Ingredients:
- 1/2 cup low-sodium soy sauce
- 1/4 cup mirin (sweet Japanese rice wine)
- 1/4 cup sake (dry Japanese rice wine)
- 2 tablespoons granulated sugar (or brown sugar)
- 1 teaspoon fresh ginger, grated
- 1 clove garlic, minced
- 1 tablespoon cornstarch (or potato starch)
- 2 tablespoons cold water
Instructions:
- Prepare the Slurry: In a small bowl, whisk together the cornstarch and cold water until completely smooth.

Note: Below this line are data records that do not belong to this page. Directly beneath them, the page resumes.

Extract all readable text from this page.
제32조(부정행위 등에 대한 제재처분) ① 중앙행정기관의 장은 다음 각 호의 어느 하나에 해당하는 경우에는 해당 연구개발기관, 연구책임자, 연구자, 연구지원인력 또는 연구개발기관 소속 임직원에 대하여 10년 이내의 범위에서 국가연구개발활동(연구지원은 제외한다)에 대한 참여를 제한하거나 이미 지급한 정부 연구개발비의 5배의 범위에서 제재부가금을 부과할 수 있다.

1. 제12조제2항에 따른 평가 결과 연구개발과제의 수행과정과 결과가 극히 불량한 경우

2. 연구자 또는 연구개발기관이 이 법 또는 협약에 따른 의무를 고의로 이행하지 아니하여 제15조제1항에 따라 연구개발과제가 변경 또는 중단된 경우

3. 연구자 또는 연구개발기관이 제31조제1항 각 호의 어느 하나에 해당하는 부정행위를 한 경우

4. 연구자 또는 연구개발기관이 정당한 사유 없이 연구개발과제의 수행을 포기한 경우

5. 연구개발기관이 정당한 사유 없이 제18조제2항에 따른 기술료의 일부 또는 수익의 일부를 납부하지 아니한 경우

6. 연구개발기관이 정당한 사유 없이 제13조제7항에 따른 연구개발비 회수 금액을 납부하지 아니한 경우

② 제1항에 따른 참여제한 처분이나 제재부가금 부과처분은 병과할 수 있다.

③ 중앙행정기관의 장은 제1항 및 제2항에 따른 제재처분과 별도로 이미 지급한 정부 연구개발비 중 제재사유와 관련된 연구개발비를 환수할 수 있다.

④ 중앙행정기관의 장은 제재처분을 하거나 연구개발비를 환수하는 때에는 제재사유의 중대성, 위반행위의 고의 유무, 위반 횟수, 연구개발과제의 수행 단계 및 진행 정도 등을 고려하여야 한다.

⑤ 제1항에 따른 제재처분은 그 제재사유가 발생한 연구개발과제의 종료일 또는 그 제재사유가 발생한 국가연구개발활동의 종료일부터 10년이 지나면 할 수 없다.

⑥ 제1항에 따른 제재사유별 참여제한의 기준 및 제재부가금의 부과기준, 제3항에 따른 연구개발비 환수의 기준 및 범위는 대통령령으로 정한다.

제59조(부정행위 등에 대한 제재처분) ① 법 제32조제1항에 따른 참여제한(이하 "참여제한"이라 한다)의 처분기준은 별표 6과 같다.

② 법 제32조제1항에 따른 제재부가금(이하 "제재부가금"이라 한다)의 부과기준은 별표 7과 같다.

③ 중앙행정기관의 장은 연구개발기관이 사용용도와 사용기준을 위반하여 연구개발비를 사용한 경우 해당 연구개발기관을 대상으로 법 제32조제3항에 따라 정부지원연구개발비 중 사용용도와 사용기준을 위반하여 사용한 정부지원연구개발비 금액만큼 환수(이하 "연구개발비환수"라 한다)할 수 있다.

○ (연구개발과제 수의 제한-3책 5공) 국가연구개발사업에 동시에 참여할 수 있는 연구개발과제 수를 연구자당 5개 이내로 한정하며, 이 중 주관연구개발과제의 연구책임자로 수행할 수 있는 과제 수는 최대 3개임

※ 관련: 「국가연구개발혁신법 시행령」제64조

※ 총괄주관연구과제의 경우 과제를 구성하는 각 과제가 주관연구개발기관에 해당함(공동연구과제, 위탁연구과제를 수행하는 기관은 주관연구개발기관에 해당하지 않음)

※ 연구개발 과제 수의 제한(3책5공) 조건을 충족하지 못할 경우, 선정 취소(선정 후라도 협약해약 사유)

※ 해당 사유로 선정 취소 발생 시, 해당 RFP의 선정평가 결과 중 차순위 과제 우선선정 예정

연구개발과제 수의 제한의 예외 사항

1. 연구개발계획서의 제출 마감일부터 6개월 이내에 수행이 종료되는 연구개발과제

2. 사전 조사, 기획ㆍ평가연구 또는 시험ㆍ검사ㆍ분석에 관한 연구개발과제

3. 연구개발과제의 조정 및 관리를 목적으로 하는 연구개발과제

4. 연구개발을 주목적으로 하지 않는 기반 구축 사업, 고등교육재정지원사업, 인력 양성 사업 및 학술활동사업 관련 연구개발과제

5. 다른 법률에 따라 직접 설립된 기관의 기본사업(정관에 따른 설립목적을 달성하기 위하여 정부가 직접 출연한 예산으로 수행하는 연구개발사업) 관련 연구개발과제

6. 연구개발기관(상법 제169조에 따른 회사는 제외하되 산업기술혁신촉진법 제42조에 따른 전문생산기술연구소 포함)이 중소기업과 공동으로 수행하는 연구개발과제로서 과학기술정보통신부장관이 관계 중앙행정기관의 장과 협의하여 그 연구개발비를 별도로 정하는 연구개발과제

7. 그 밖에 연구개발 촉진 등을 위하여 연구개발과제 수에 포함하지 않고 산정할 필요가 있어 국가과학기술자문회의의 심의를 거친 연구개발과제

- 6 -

Set aside.
- Combine Liquids: In a small, heavy-bottomed saucepan, combine the soy sauce, mirin, sake, sugar, grated ginger, and minced garlic.
- Heat and Dissolve: Place the saucepan over medium heat. Whisk gently and continuously until the sugar is completely dissolved and the mixture begins to simmer lightly.
- Thicken the Sauce: Give the cornstarch slurry another quick whisk, then slowly pour it into the simmering sauce while whisking constantly.
- Simmer to Gloss: Reduce the heat to low-medium. Continue to gently simmer and whisk for 1–2 minutes until the sauce visibly thickens and achieves a glossy, syrupy texture capable of coating the back of a spoon.
- Final Check & Cool: Remove from heat immediately. The sauce will thicken further as it cools. Taste and transfer to a jar for storage.